Viens ensuite la phase D&Co de la bête. Tu fais le fameux trou dans la caisse pour cela, une mèche à bois en diamètre 22mm est nécessaire. Pour le point précis où faire le trou, c’est d’abord le visionnage de plusieurs photos de la guitare originale, et ensuite l’utilisation exclusives d’unités de mesures pifométriques !!! On perce d’abord avec un diamètre plus petit (3mm par ex.) de part en part depuis la face de la caisse, tu finis avec la mèche de 22 encore depuis la face en prenant soin de ne pas traverser au risque d’éclats de bois au dos de la caisse, puis depuis le petit trou au dos, tu finis le perçage.
Il faut ensuite faire la défonce dans le corps de la caisse pour le micro central. Ensuite faire de même pour l’embase du chevalet G&L. C’est là où l’on voit l’importance des notes et mesures prises précédemment pour le bon positionnement du chevalet. Ces défonces sont réalisées à la perceuse électrique et mèches à bois et pour finir, l’utilisation de ciseaux à bois fait le reste.
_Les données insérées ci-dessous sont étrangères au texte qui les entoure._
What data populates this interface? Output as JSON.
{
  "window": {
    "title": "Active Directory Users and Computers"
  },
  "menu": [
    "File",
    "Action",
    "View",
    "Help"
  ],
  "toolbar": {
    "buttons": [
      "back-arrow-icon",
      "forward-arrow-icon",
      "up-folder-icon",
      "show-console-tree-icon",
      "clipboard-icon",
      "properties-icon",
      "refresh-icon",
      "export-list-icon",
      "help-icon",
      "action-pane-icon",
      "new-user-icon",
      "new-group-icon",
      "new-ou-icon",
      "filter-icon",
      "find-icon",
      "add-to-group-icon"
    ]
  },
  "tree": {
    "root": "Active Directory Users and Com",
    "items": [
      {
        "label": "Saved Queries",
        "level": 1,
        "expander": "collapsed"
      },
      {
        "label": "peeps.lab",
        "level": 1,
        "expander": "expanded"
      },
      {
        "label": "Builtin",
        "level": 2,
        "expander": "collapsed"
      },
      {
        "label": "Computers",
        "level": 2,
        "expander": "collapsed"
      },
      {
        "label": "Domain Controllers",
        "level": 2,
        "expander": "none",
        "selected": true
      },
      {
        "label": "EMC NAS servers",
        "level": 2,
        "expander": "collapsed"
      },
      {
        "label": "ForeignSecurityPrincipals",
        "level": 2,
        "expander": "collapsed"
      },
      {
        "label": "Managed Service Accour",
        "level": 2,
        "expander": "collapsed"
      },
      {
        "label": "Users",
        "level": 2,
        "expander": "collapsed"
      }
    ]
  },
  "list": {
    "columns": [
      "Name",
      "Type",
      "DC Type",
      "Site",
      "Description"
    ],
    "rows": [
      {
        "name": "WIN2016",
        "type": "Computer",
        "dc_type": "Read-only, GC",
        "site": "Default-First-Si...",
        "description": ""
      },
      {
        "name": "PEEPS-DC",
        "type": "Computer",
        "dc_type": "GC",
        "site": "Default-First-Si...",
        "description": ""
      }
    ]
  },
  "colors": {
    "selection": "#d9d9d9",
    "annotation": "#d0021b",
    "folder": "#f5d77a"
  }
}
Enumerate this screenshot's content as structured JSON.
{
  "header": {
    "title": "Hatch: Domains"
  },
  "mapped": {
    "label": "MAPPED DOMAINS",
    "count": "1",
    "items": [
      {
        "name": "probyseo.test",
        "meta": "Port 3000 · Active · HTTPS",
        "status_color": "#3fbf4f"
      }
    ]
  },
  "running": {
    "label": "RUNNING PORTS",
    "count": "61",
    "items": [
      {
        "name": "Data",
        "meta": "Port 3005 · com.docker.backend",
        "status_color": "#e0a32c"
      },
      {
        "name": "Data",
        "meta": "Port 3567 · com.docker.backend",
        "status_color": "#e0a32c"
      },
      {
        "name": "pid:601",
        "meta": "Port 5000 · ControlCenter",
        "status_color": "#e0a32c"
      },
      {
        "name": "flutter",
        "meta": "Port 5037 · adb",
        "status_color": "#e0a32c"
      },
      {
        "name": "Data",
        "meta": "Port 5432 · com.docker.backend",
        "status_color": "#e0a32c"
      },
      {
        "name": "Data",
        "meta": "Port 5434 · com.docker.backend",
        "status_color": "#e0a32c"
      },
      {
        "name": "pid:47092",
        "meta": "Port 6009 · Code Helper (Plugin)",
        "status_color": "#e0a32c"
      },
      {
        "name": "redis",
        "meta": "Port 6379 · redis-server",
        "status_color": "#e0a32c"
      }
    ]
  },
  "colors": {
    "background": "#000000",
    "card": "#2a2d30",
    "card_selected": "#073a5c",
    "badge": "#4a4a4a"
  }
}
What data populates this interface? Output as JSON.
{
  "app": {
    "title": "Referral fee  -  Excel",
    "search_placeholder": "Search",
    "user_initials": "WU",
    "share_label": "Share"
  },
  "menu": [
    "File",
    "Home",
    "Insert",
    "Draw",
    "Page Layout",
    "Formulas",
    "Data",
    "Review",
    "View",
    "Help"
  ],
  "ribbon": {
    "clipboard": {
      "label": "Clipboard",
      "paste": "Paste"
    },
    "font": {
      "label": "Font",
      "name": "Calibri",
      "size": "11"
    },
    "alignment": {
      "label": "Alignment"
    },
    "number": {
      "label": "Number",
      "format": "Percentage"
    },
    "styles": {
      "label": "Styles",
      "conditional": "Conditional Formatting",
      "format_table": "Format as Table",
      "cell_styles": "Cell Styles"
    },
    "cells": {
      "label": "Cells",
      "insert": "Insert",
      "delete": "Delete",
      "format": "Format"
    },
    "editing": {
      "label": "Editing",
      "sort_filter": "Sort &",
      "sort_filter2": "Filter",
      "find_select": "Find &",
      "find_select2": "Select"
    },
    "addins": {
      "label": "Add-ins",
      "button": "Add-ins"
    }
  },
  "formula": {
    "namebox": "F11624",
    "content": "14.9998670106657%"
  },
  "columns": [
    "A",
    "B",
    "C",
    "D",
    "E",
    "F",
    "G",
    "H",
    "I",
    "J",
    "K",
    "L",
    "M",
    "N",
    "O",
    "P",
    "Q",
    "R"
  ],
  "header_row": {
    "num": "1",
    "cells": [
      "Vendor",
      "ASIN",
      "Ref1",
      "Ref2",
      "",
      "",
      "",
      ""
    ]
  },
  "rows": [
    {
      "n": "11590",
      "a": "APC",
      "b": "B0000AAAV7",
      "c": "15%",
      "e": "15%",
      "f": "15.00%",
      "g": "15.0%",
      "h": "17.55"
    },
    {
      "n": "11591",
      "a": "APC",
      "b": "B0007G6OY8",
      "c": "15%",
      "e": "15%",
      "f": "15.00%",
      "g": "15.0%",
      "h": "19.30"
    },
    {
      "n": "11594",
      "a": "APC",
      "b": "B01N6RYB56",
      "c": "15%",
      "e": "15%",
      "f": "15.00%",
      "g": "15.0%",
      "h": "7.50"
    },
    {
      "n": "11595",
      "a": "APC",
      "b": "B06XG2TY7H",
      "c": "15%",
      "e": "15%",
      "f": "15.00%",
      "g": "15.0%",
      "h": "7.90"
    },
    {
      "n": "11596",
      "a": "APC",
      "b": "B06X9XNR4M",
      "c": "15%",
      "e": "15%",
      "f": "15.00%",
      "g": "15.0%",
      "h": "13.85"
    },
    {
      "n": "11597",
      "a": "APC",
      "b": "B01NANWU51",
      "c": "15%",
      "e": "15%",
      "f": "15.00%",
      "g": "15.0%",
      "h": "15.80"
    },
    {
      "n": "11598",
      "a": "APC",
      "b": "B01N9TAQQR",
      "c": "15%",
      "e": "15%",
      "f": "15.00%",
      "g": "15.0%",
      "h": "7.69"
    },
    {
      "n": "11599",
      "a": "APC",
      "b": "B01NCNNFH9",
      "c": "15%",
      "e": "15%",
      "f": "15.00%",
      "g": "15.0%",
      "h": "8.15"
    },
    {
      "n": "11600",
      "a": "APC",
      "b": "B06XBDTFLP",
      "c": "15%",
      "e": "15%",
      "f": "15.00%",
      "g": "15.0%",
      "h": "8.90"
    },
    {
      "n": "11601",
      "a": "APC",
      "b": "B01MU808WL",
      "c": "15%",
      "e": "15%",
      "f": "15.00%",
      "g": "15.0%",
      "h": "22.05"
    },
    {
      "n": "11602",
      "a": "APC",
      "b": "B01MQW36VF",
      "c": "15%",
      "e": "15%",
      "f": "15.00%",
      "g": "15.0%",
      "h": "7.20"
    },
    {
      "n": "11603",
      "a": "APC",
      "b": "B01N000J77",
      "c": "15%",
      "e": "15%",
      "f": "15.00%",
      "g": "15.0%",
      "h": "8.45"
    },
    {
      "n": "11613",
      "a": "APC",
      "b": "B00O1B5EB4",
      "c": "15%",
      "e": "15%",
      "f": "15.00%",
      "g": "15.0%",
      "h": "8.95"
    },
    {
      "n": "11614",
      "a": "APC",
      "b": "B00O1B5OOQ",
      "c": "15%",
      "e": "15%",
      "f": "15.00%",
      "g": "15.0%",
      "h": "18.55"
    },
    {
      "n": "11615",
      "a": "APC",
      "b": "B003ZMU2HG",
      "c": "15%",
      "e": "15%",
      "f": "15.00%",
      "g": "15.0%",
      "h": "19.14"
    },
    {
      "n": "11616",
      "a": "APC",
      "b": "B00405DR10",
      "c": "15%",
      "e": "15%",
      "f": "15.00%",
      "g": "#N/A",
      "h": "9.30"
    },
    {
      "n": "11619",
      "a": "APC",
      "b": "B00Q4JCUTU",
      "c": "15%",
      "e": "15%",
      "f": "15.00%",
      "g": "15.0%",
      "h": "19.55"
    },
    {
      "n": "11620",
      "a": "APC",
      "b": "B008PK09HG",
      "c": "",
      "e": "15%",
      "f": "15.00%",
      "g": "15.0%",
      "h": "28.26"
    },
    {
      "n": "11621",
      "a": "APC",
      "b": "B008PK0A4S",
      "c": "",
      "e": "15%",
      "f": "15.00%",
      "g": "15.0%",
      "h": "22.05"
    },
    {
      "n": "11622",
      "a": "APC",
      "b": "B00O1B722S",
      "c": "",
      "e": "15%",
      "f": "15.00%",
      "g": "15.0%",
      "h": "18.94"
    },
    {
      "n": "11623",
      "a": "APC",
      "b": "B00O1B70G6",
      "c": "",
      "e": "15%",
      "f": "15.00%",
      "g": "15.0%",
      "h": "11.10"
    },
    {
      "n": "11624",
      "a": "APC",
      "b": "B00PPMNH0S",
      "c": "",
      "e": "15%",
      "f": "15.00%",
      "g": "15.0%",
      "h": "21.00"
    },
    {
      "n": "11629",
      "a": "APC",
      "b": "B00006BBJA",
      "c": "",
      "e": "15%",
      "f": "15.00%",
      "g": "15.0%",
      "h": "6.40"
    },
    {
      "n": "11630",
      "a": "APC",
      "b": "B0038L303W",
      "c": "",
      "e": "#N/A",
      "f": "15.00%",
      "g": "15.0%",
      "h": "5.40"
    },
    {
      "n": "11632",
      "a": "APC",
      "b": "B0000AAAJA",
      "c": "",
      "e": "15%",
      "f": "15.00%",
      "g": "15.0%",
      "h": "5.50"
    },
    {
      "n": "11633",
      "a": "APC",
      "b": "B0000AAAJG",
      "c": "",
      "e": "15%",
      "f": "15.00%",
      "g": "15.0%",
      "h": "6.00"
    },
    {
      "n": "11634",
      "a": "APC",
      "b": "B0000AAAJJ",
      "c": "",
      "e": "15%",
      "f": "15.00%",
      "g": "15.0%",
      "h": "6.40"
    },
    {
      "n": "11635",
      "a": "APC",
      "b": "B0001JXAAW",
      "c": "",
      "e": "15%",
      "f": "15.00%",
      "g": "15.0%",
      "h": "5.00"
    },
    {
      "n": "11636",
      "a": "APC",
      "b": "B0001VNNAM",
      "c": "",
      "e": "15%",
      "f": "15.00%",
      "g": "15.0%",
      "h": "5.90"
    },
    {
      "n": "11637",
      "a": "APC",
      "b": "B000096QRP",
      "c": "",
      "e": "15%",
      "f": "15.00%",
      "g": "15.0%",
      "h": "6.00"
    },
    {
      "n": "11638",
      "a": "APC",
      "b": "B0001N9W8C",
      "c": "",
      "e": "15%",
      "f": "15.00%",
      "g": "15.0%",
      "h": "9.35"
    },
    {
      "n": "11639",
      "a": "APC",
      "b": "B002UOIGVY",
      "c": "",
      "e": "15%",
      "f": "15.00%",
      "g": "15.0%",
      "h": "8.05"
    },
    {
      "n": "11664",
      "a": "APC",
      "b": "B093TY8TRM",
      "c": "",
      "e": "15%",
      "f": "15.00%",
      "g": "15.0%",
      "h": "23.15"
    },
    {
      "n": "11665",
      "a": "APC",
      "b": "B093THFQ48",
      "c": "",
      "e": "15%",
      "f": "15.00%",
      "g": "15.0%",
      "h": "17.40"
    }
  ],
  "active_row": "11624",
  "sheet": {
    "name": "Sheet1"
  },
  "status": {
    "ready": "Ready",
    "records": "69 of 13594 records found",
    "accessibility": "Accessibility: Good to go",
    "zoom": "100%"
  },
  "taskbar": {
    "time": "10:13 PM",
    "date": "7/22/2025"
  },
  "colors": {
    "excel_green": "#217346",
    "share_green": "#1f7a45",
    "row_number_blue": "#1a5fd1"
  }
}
Maintenant, on va envoyer les couleurs !!! D’abord, il faut chercher un vernis couleurs (teinté dans la masse du vernis) s’approchant le plus de la teinte recherchée mais si possible plus clair comme indiqué dans ma liste des courses. Quelques essais préalables (avec temps de séchage) sur un support bois identique sont nécessaires pour trouver la teinte désirée. L’adjonction de quelques gouttes de vernis plus vert sombre ou noir seront les bienvenues.
Cà y est, je la tiens la teinte, alors au pinceau à brosse plate, tu appliques le vernis vert (cinq petites couches très fines avec ponçage au papier de verre entre chaque couche en grain de plus en plus fin). Pour la finition « vieillie » de la guitare, il faudra repasser au papier de verre, certaines parties de la caisse pour rendre visible le bois, surtout sur les bords de la caisse et aussi l’usure caractéristique entre le chevalet et la plaque des potentiomètres.
Pour le manche, j’ai aussi adopté un vernis transparent en 2 fines couches, car le manche d’origine Squier est livré presque brut. Mais avant cela, j’avais personnalisé le logo sur la tête du manche. Pour plus de détail, il faudra voir la photo pour les curieux.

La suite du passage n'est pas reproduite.